Удар не достиг своей цели. Правительство сегодня стоит прочнее, чем любая пирамида Египта. Люди любят свободу и ненавидят рабство сегодня больше, чем когда-либо прежде. Как естественно, как легко правительство перешло в руки нового президента, и я заявляю о своей вере в то, что он окажется человеком, верным каждому инстинкту свободы, верным всему доверию, которое на него возложено, бдительным по отношению к Конституции, внимательным к законам, мудрым ради свободы: ибо он сам всю свою жизнь знал, что значит страдать от жал рабства и ценить свободу, исходя из горького опыта собственной жизни. Даже тот, кто спит, благодаря этому событию обрел новое влияние. Его простые и весомые слова будут собраны, подобно словам Вашингтона, и будут цитироваться теми, кто, будь он жив, отказался бы слушать. Люди обретут новый прилив патриотизма. Я заклинаю вас на алтаре его памяти быть более верными той стране, за которую он погиб. Мы, следуя за его катафалком, поклянемся в новой ненависти к тому рабству, против которого он воевал и которое, победив его, сделало его мучеником и победителем. Я заклинаю вас памятью этого мученика ненавидеть рабство неугасимой ненавистью и преследовать его. Мы будем восхищаться твердостью этого человека в справедливости, его непреклонной совестью в стремлении к правде, его мягкостью и умеренностью духа, которые не смогла превратить в горечь вся ненависть партии. И я заклинаю вас следовать его справедливости, его умеренности, его милосердию. Как я могу говорить с тем миллионом людей в сумерках, для которых его имя было как имя ангела Божьего, и которых Бог послал перед ними, чтобы вывести их из дома рабства? О Ты, Пастырь Израилев, Ты, Который утешал Свой народ в древности, Твоей заботе мы вверяем этих беспомощных, долго страдавших и скорбящих.

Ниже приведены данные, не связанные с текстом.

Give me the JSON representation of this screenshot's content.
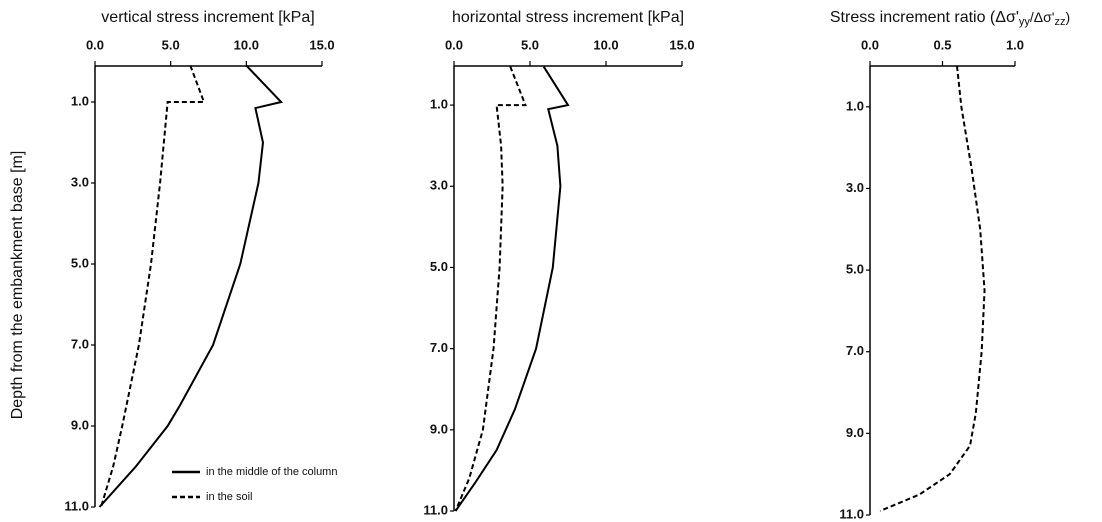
{
  "chart_data": [
    {
      "type": "line",
      "title": "vertical stress increment  [kPa]",
      "ylabel": "Depth from the embankment base [m]",
      "xlim": [
        0,
        15
      ],
      "xticks": [
        {
          "value": 0,
          "label": "0.0"
        },
        {
          "value": 5,
          "label": "5.0"
        },
        {
          "value": 10,
          "label": "10.0"
        },
        {
          "value": 15,
          "label": "15.0"
        }
      ],
      "ylim": [
        0,
        11
      ],
      "yticks": [
        {
          "value": 1,
          "label": "1.0"
        },
        {
          "value": 3,
          "label": "3.0"
        },
        {
          "value": 5,
          "label": "5.0"
        },
        {
          "value": 7,
          "label": "7.0"
        },
        {
          "value": 9,
          "label": "9.0"
        },
        {
          "value": 11,
          "label": "11.0"
        }
      ],
      "legend": "lower right",
      "series": [
        {
          "name": "in the middle of the column",
          "color": "#000000",
          "dashed": false,
          "y": [
            0.1,
            1.0,
            1.15,
            2,
            3,
            5,
            7,
            8.5,
            9,
            10,
            11
          ],
          "values": [
            10.0,
            12.3,
            10.6,
            11.1,
            10.8,
            9.6,
            7.8,
            5.6,
            4.8,
            2.7,
            0.3
          ]
        },
        {
          "name": "in the soil",
          "color": "#000000",
          "dashed": true,
          "y": [
            0.1,
            1.0,
            1.0,
            3,
            5,
            7,
            9,
            10,
            11
          ],
          "values": [
            6.3,
            7.2,
            4.8,
            4.3,
            3.7,
            2.9,
            1.8,
            1.2,
            0.4
          ]
        }
      ]
    },
    {
      "type": "line",
      "title": "horizontal stress increment  [kPa]",
      "xlim": [
        0,
        15
      ],
      "xticks": [
        {
          "value": 0,
          "label": "0.0"
        },
        {
          "value": 5,
          "label": "5.0"
        },
        {
          "value": 10,
          "label": "10.0"
        },
        {
          "value": 15,
          "label": "15.0"
        }
      ],
      "ylim": [
        0,
        11
      ],
      "yticks": [
        {
          "value": 1,
          "label": "1.0"
        },
        {
          "value": 3,
          "label": "3.0"
        },
        {
          "value": 5,
          "label": "5.0"
        },
        {
          "value": 7,
          "label": "7.0"
        },
        {
          "value": 9,
          "label": "9.0"
        },
        {
          "value": 11,
          "label": "11.0"
        }
      ],
      "series": [
        {
          "color": "#000000",
          "dashed": false,
          "y": [
            0.05,
            1.0,
            1.1,
            2,
            3,
            5,
            7,
            8.5,
            9.5,
            10.3,
            11
          ],
          "values": [
            5.9,
            7.5,
            6.2,
            6.8,
            7.0,
            6.5,
            5.4,
            4.0,
            2.8,
            1.4,
            0.1
          ]
        },
        {
          "color": "#000000",
          "dashed": true,
          "y": [
            0.05,
            1.0,
            1.0,
            2,
            3,
            5,
            7,
            9,
            10.2,
            11
          ],
          "values": [
            3.7,
            4.7,
            2.8,
            3.1,
            3.2,
            3.0,
            2.6,
            1.9,
            1.0,
            0.1
          ]
        }
      ]
    },
    {
      "type": "line",
      "title": [
        "Stress increment ratio (Δσ'",
        "yy",
        "/Δσ'",
        "zz",
        ")"
      ],
      "xlim": [
        0,
        1
      ],
      "xticks": [
        {
          "value": 0,
          "label": "0.0"
        },
        {
          "value": 0.5,
          "label": "0.5"
        },
        {
          "value": 1,
          "label": "1.0"
        }
      ],
      "ylim": [
        0,
        11
      ],
      "yticks": [
        {
          "value": 1,
          "label": "1.0"
        },
        {
          "value": 3,
          "label": "3.0"
        },
        {
          "value": 5,
          "label": "5.0"
        },
        {
          "value": 7,
          "label": "7.0"
        },
        {
          "value": 9,
          "label": "9.0"
        },
        {
          "value": 11,
          "label": "11.0"
        }
      ],
      "series": [
        {
          "color": "#000000",
          "dashed": true,
          "y": [
            0,
            1,
            2.5,
            4,
            5.5,
            7,
            8.5,
            9.3,
            10,
            10.5,
            10.9
          ],
          "values": [
            0.6,
            0.63,
            0.7,
            0.76,
            0.79,
            0.77,
            0.73,
            0.69,
            0.55,
            0.34,
            0.07
          ]
        }
      ]
    }
  ]
}
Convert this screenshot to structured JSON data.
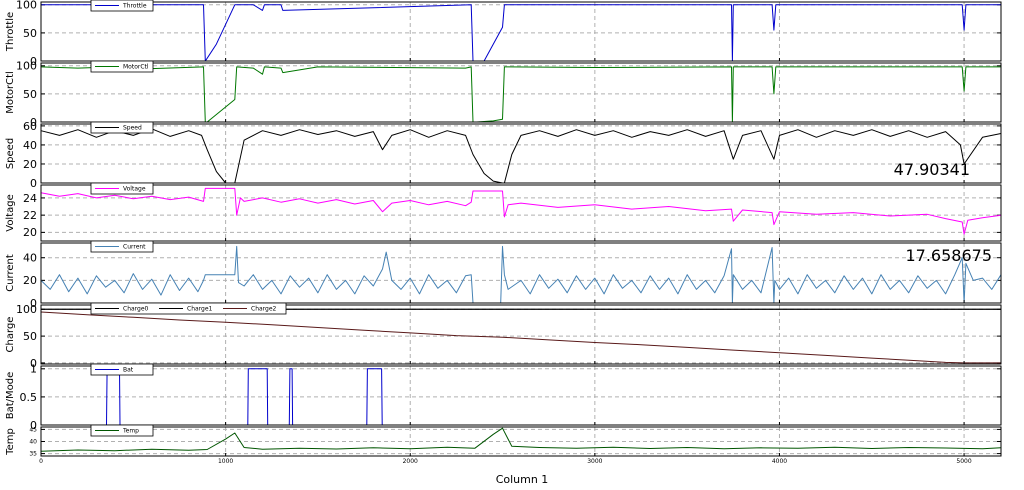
{
  "chart_data": {
    "type": "line",
    "xlabel": "Column 1",
    "xlim": [
      0,
      5200
    ],
    "xticks": [
      0,
      1000,
      2000,
      3000,
      4000,
      5000
    ],
    "grid": true,
    "legend_placement": "top-left",
    "panels": [
      {
        "ylabel": "Throttle",
        "ylim": [
          0,
          105
        ],
        "yticks": [
          0,
          50,
          100
        ],
        "series": [
          {
            "name": "Throttle",
            "color": "#0000cc",
            "x": [
              0,
              880,
              890,
              900,
              950,
              1050,
              1060,
              1150,
              1200,
              1210,
              1300,
              1310,
              2330,
              2340,
              2360,
              2400,
              2500,
              2510,
              3740,
              3745,
              3750,
              3960,
              3970,
              3980,
              4990,
              5000,
              5010,
              5200
            ],
            "y": [
              100,
              100,
              0,
              5,
              30,
              100,
              100,
              100,
              90,
              100,
              100,
              90,
              100,
              0,
              0,
              0,
              60,
              100,
              100,
              0,
              100,
              100,
              55,
              100,
              100,
              55,
              100,
              100
            ]
          }
        ]
      },
      {
        "ylabel": "MotorCtl",
        "ylim": [
          0,
          105
        ],
        "yticks": [
          0,
          50,
          100
        ],
        "series": [
          {
            "name": "MotorCtl",
            "color": "#007700",
            "x": [
              0,
              200,
              400,
              600,
              880,
              890,
              900,
              1050,
              1060,
              1150,
              1200,
              1210,
              1300,
              1310,
              1500,
              2300,
              2330,
              2340,
              2360,
              2450,
              2500,
              2510,
              3000,
              3740,
              3745,
              3750,
              3960,
              3970,
              3980,
              4990,
              5000,
              5010,
              5200
            ],
            "y": [
              98,
              96,
              98,
              95,
              98,
              0,
              0,
              40,
              98,
              96,
              85,
              98,
              96,
              88,
              98,
              96,
              98,
              0,
              0,
              2,
              5,
              98,
              97,
              98,
              0,
              98,
              98,
              50,
              98,
              98,
              55,
              98,
              98
            ]
          }
        ]
      },
      {
        "ylabel": "Speed",
        "ylim": [
          0,
          62
        ],
        "yticks": [
          0,
          20,
          40,
          60
        ],
        "annotation": "47.90341",
        "series": [
          {
            "name": "Speed",
            "color": "#000000",
            "x": [
              0,
              100,
              200,
              300,
              400,
              500,
              600,
              700,
              800,
              870,
              900,
              950,
              1000,
              1020,
              1050,
              1100,
              1200,
              1300,
              1400,
              1500,
              1600,
              1700,
              1800,
              1850,
              1900,
              2000,
              2100,
              2200,
              2300,
              2340,
              2400,
              2450,
              2500,
              2510,
              2550,
              2600,
              2700,
              2800,
              2900,
              3000,
              3100,
              3200,
              3300,
              3400,
              3500,
              3600,
              3700,
              3750,
              3800,
              3900,
              3970,
              4000,
              4100,
              4200,
              4300,
              4400,
              4500,
              4600,
              4700,
              4800,
              4900,
              4980,
              5000,
              5100,
              5200
            ],
            "y": [
              55,
              50,
              56,
              48,
              55,
              50,
              57,
              49,
              55,
              50,
              35,
              12,
              0,
              0,
              0,
              45,
              55,
              50,
              56,
              51,
              55,
              49,
              54,
              35,
              50,
              56,
              48,
              55,
              50,
              30,
              10,
              2,
              0,
              0,
              30,
              50,
              55,
              49,
              56,
              50,
              55,
              48,
              54,
              50,
              56,
              49,
              55,
              25,
              50,
              55,
              25,
              50,
              56,
              48,
              55,
              50,
              56,
              49,
              55,
              48,
              54,
              40,
              20,
              48,
              52
            ]
          }
        ]
      },
      {
        "ylabel": "Voltage",
        "ylim": [
          19,
          25.5
        ],
        "yticks": [
          20,
          22,
          24
        ],
        "series": [
          {
            "name": "Voltage",
            "color": "#ff00ff",
            "x": [
              0,
              100,
              200,
              300,
              400,
              500,
              600,
              700,
              800,
              880,
              890,
              1050,
              1060,
              1080,
              1100,
              1200,
              1300,
              1400,
              1500,
              1600,
              1700,
              1800,
              1850,
              1900,
              2000,
              2100,
              2200,
              2300,
              2330,
              2340,
              2500,
              2510,
              2530,
              2600,
              2800,
              3000,
              3200,
              3400,
              3600,
              3740,
              3750,
              3800,
              3960,
              3970,
              4000,
              4200,
              4400,
              4600,
              4800,
              4900,
              4990,
              5000,
              5020,
              5100,
              5200
            ],
            "y": [
              24.6,
              24.2,
              24.5,
              24.0,
              24.3,
              23.9,
              24.2,
              23.8,
              24.1,
              23.6,
              25.1,
              25.1,
              22.0,
              24.0,
              23.6,
              24.0,
              23.5,
              23.9,
              23.4,
              23.8,
              23.3,
              23.7,
              22.4,
              23.4,
              23.7,
              23.2,
              23.6,
              23.1,
              23.5,
              24.8,
              24.8,
              21.8,
              23.2,
              23.4,
              22.9,
              23.2,
              22.7,
              23.0,
              22.5,
              22.7,
              21.3,
              22.6,
              22.3,
              20.9,
              22.4,
              22.1,
              22.3,
              21.9,
              22.1,
              21.6,
              21.2,
              19.8,
              21.4,
              21.7,
              22.0
            ]
          }
        ]
      },
      {
        "ylabel": "Current",
        "ylim": [
          0,
          53
        ],
        "yticks": [
          0,
          20,
          40
        ],
        "annotation": "17.658675",
        "series": [
          {
            "name": "Current",
            "color": "#4682b4",
            "x": [
              0,
              50,
              100,
              150,
              200,
              250,
              300,
              350,
              400,
              450,
              500,
              550,
              600,
              650,
              700,
              750,
              800,
              850,
              880,
              890,
              1000,
              1050,
              1060,
              1070,
              1100,
              1150,
              1200,
              1250,
              1300,
              1350,
              1400,
              1450,
              1500,
              1550,
              1600,
              1650,
              1700,
              1750,
              1800,
              1850,
              1870,
              1900,
              1950,
              2000,
              2050,
              2100,
              2150,
              2200,
              2250,
              2300,
              2330,
              2340,
              2490,
              2500,
              2510,
              2530,
              2600,
              2650,
              2700,
              2750,
              2800,
              2850,
              2900,
              2950,
              3000,
              3050,
              3100,
              3150,
              3200,
              3250,
              3300,
              3350,
              3400,
              3450,
              3500,
              3550,
              3600,
              3650,
              3700,
              3740,
              3745,
              3750,
              3800,
              3850,
              3900,
              3960,
              3970,
              3975,
              4000,
              4050,
              4100,
              4150,
              4200,
              4250,
              4300,
              4350,
              4400,
              4450,
              4500,
              4550,
              4600,
              4650,
              4700,
              4750,
              4800,
              4850,
              4900,
              4950,
              4990,
              5000,
              5010,
              5050,
              5100,
              5150,
              5200
            ],
            "y": [
              20,
              12,
              25,
              10,
              22,
              8,
              24,
              14,
              20,
              9,
              26,
              12,
              21,
              7,
              25,
              11,
              22,
              10,
              20,
              25,
              25,
              25,
              50,
              18,
              15,
              25,
              12,
              20,
              8,
              24,
              14,
              22,
              9,
              25,
              12,
              20,
              8,
              24,
              15,
              30,
              45,
              20,
              12,
              22,
              8,
              25,
              13,
              20,
              9,
              24,
              25,
              0,
              0,
              50,
              25,
              12,
              20,
              8,
              25,
              13,
              21,
              9,
              24,
              12,
              22,
              8,
              25,
              13,
              20,
              9,
              24,
              12,
              22,
              8,
              25,
              12,
              20,
              9,
              24,
              48,
              0,
              25,
              12,
              20,
              9,
              49,
              0,
              20,
              12,
              22,
              8,
              25,
              13,
              20,
              9,
              24,
              12,
              22,
              8,
              25,
              12,
              20,
              9,
              24,
              13,
              20,
              8,
              25,
              40,
              0,
              35,
              20,
              22,
              12,
              25
            ]
          }
        ]
      },
      {
        "ylabel": "Charge",
        "ylim": [
          -2,
          108
        ],
        "yticks": [
          0,
          50,
          100
        ],
        "series": [
          {
            "name": "Charge0",
            "color": "#000000",
            "x": [
              0,
              5200
            ],
            "y": [
              100,
              100
            ]
          },
          {
            "name": "Charge1",
            "color": "#000000",
            "x": [
              0,
              5200
            ],
            "y": [
              100,
              100
            ]
          },
          {
            "name": "Charge2",
            "color": "#5a1a1a",
            "x": [
              0,
              250,
              500,
              750,
              1000,
              1250,
              1500,
              1750,
              2000,
              2250,
              2500,
              2750,
              3000,
              3250,
              3500,
              3750,
              4000,
              4250,
              4500,
              4750,
              4900,
              5000,
              5200
            ],
            "y": [
              95,
              90,
              85,
              80,
              76,
              71,
              66,
              61,
              56,
              51,
              48,
              43,
              38,
              34,
              29,
              24,
              19,
              14,
              9,
              4,
              1,
              0,
              0
            ]
          }
        ]
      },
      {
        "ylabel": "Bat/Mode",
        "ylim": [
          0,
          1.05
        ],
        "yticks": [
          0,
          0.5,
          1
        ],
        "series": [
          {
            "name": "Bat",
            "color": "#0000cc",
            "x": [
              0,
              355,
              358,
              425,
              428,
              1120,
              1123,
              1225,
              1228,
              1345,
              1348,
              1360,
              1363,
              1765,
              1768,
              1845,
              1848,
              5200
            ],
            "y": [
              0,
              0,
              1,
              1,
              0,
              0,
              1,
              1,
              0,
              0,
              1,
              1,
              0,
              0,
              1,
              1,
              0,
              0
            ]
          }
        ]
      },
      {
        "ylabel": "Temp",
        "ylim": [
          34,
          46
        ],
        "yticks": [
          35,
          40,
          45
        ],
        "series": [
          {
            "name": "Temp",
            "color": "#005500",
            "x": [
              0,
              200,
              400,
              600,
              800,
              900,
              1000,
              1050,
              1100,
              1200,
              1400,
              1600,
              1800,
              2000,
              2200,
              2350,
              2450,
              2500,
              2550,
              2700,
              2900,
              3100,
              3300,
              3500,
              3700,
              3900,
              4100,
              4300,
              4500,
              4700,
              4900,
              5100,
              5200
            ],
            "y": [
              36.0,
              36.5,
              36.2,
              36.8,
              36.4,
              36.7,
              41.0,
              43.5,
              37.5,
              36.8,
              37.2,
              36.9,
              37.4,
              37.0,
              37.6,
              37.2,
              43.0,
              45.5,
              38.0,
              37.5,
              37.2,
              37.6,
              37.1,
              37.5,
              37.0,
              37.4,
              37.2,
              37.6,
              37.1,
              37.5,
              37.3,
              37.0,
              37.4
            ]
          }
        ]
      }
    ]
  }
}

И теперь мученик совершает триумфальное шествие, более могущественное, чем при жизни. Нация встает на каждом этапе его пути; города и штаты несут его гроб, и пушки отбивают часы в торжественном шествии; мертвый, мертвый, мертвый, он все еще говорит. Мертв ли Вашингтон? Мертв ли Хэмпден? Мертв ли Давид?
Четыре года назад, о Иллинойс, мы взяли из вашей среды человека из народа, не прошедшего испытаний. Смотрите! Мы возвращаем его вам могучим победителем; не ваш больше, а нации — не наш, а всего мира. Дайте ему место, о прерии! В центре этого великого континента будет покоиться священное сокровище для мириад тех, кто совершит паломничество к этой святыне, чтобы вновь разжечь свое рвение и патриотизм. Вы, ветры, что движетесь над огромными просторами Запада, пойте его реквием! Вы, люди, узрите мученика, чья кровь, подобно членораздельным словам, взывает к верности, к закону, к свободе!
УЭНДЕЛЛ ФИЛЛИПС
Какими всемирными благодетелями являются эти «неблагоразумные» люди! Как благоразумно большинство людей прокрадывается в безымянные могилы; в то время как время от времени один или двое забывают о себе, обретая бессмертие.
— Речь о Лавджое
УЭНДЕЛЛ ФИЛЛИПС
Пусть добрый Господь всегда хранит меня от желания сказать последнее слово, а также от распределения рангов или присуждения наград ушедшим великим людям. Однако это радость — познакомиться с благородной, великолепной личностью, а затем представить ее вам или, по крайней мере, раздвинуть занавес, чтобы вы могли увидеть его таким, каким он жил и работал или благородно терпел неудачу.
И если вы и я понимаем этого человека, то это потому, что мы во многом сродни ему. Единственное родство, в конечном счете, — это духовное родство. Ваш брат по плоти может вовсе не быть вам братом; вы можете жить в разных мирах и взывать друг к другу на странных языках через широкие моря недопонимания. «Кто матерь Моя и кто братья Мои?»
Насколько вы понимаете человека, ровно в той степени вы связаны с ним. Есть великая радость в обнаружении родства — ибо в этот момент вы открываете самого себя, а жизнь состоит в том, чтобы познакомиться с самим собой. Мы видим себя отраженными в душе другого — вот что такое любовь, или почти что.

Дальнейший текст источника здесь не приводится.